Instant Hagiography

File under: The Siddhi of PR

You might think there are TM™ plants working at the Associated Press after reading this bit of hagiography. But fear not, kind readers. We are here to parse this starchy whitewash attempting to pass for international reporting:

THE HAGUE, Netherlands (AP) — It was 1967 and the Indian meditation guru Maharishi Mahesh Yogi, dressed in white with long flowing black hair and a gray beard, beamed as he stood surrounded by four smiling young Beatles at the peak of their popularity.

Right before they saw another side to the man that would cause them to flee.

George Harrison, clutching a sitar, John Lennon, Paul McCartney and Ringo Starr were on their way to a retreat in Wales led by the Maharishi, and the Hindu holy man was on his way to worldwide fame.

Soon afterward, they would write the song Sexy Sadie to commemorate the Maharishi’s putting the moves on Mia Farrow.

It has been more than 50 years since the Maharishi began teaching a technique known as Transcendental Meditation. He is now believed to be 91 and on Tuesday, a close adviser said he has retreated into near silence and turned over the day-to-day running of his global network to aides.

Successfully selling sand at the beach for more than 50 years!

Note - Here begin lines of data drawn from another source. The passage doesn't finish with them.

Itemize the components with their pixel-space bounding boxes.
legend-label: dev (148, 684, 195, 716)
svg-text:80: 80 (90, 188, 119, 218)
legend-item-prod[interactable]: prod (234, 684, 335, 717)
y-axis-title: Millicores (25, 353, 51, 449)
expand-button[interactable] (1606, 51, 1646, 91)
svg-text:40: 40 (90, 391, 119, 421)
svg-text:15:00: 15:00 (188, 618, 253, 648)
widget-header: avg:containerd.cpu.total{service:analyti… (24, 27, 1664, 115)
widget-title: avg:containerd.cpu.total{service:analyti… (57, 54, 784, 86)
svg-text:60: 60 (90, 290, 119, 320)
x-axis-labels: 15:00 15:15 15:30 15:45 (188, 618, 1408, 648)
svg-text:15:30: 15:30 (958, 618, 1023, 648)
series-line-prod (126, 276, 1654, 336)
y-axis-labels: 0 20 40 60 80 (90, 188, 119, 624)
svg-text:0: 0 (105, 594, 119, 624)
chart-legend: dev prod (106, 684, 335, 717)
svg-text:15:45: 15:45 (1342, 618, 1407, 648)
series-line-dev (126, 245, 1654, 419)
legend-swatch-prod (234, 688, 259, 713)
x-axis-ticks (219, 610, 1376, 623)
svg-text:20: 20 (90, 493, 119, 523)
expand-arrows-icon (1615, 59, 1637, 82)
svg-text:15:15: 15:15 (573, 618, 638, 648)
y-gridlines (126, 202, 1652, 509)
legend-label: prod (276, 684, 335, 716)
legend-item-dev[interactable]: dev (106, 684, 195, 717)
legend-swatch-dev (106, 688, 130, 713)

“He is not as young as he once was,” adviser John Hagelin, an American physicist, said by telephone from the Dutch village of Vlodrop where the TM movement is now headquartered. “I think he probably has a more limited reserve of physical energy to draw upon. He was working … 20 hours a day for years.”

Sounds pretty manic to us. It explains a lot. Delusion is quite the activity driver when it’s coupled with grandiosity. Believe us, we know.

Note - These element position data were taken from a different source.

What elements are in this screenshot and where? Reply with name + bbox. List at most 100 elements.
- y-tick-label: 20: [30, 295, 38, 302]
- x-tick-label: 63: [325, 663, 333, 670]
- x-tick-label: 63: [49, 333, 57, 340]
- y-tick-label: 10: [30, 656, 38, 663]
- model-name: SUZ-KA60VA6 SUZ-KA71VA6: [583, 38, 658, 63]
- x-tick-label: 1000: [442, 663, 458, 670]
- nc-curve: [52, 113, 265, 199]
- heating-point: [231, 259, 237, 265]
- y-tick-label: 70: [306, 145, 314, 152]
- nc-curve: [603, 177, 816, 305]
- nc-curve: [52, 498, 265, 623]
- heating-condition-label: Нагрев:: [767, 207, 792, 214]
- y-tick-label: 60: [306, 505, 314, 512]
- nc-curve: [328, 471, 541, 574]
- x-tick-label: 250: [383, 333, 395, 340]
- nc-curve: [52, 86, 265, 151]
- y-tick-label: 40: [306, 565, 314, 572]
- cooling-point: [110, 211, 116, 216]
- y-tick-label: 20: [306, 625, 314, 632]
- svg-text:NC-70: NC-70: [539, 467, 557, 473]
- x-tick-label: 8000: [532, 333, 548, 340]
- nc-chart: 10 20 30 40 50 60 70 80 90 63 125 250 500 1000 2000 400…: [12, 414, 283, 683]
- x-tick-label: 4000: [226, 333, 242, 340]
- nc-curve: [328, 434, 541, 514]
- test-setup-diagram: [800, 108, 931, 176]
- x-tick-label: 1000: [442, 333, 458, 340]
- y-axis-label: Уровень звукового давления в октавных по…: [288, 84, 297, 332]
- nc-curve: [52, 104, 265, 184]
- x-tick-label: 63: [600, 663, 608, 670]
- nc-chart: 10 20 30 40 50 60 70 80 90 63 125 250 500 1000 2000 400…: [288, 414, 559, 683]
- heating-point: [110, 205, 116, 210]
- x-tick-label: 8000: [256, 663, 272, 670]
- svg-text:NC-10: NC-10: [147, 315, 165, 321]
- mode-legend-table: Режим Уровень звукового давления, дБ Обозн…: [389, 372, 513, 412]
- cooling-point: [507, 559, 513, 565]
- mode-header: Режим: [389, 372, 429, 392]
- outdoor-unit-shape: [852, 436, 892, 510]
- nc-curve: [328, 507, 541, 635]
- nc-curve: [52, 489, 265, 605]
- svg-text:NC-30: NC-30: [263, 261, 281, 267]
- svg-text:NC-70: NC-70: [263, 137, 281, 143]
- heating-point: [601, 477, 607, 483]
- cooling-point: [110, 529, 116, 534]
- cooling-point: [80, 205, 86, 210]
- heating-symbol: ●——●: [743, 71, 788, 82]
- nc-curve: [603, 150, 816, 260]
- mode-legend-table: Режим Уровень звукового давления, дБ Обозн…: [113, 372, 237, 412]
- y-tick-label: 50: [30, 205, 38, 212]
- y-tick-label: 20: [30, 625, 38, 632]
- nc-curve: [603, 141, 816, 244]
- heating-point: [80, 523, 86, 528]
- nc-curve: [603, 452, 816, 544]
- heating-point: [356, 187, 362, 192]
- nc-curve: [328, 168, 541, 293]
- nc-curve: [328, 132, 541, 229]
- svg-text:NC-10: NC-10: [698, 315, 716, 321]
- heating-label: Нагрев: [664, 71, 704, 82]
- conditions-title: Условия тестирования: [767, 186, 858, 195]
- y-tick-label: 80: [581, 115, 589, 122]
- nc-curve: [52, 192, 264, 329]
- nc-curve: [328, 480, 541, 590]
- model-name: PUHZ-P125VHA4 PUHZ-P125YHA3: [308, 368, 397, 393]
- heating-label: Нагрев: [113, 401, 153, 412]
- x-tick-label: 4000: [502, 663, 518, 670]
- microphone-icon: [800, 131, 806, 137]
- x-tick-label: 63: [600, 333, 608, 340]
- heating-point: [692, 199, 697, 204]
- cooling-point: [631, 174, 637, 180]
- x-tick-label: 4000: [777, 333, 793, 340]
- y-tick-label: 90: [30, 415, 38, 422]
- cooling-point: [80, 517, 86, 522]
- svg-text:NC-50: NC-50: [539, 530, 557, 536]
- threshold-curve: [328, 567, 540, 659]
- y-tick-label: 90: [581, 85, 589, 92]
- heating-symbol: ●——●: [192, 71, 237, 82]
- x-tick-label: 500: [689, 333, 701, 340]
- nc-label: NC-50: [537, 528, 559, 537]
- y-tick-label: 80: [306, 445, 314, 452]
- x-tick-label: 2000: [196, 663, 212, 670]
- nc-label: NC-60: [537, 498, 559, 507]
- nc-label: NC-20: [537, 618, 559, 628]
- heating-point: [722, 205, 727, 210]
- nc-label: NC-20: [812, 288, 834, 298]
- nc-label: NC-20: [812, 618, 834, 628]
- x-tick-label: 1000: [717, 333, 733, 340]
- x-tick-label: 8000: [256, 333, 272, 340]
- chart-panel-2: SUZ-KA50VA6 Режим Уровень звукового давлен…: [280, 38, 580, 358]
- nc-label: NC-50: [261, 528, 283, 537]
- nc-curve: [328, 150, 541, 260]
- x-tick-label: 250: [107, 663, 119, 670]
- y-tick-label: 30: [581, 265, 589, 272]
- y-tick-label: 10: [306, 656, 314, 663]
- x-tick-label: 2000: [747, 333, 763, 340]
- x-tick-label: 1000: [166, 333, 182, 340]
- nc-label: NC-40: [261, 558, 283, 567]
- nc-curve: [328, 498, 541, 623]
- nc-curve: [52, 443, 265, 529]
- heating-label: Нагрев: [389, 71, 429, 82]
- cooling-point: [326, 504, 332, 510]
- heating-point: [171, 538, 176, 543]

Good thing Hagelin has those physics degrees. No wonder he was able to ascertain that the 91-year-old guru “is not as young as he once was.”

“Anger, stress, tension, depression, sorrow, hate, fear — these things start to retreat,” said Lynch, a longtime practitioner. “And for a filmmaker, having this negativity lift away is money in the bank. When you’re suffering you can’t create.”

Many famous artists maintain their creating to be entirely the product of their suffering.

The attention his famous followers focused on the Maharishi’s movement turned it into a global phenomenon with outposts in some 130 countries. For the last 17 years, he has run it from a former Franciscan monastery in a secluded forest near Vlodrop, an eastern Dutch village near the German border. He often spent hours on end speaking by video links to followers around the globe.

Babbling. Another sign of mental illness.

The Maharishi told senior aides at a Jan. 8 meeting in the Netherlands of his plan to withdraw from administrative duties and spend his time absorbed in the ancient Indian texts that underpin his movement. The announcement caught many followers off guard.

They were too busy taking in the sights on the primrose path.

“He had been involved very dynamically administratively in his worldwide movement for over 50 years, so it’s quite a significant change to see him dive back purely into knowledge and let other people take care of the administration,” Hagelin said.

It’s too bad you never got the loon in front of a psychiatrist.

There is no one designated successor but many people have been trained for years to carry on the Maharishi’s various tasks, Hagelin said.

Uh-oh! We’re getting a signal in our third eye! We’re seeing a dramatic power struggle in the future.

The Maharishi — a Hindi-language title for Great Seer — now spends his days in silence contemplating and preparing a commentary on the Vedas, a vast Sanskrit canon compiled some 3,500 years ago, from which he evolves solutions for today’s troubled world.

This is the Associated fucking Press, people!

“I think everybody’s quietly feeling some sense of celebration that he’s finally going to complete his commentary on the Vedas, which probably will have a longer-term impact,” Hagelin said. “It’s a vitally important body of literature.”

It’s 99% ancient myth, for Christ’s sake! 91-years-old and the guy has still got a psychotic woodie for the Vedas.

We’re sure the TM™ PR-machine is jumping for joy over this abortion of critical journalism. It has the sound of something written well before its publication, like maybe it was going into the obit and ended up a retirement announcement instead. Either way, it’s distressing (maybe we need to hand over $5000 to buy our own sand at the beach) to see the hagiographic process in full gear – by an international news organization – well before the grandiose guru makes it to his own grave.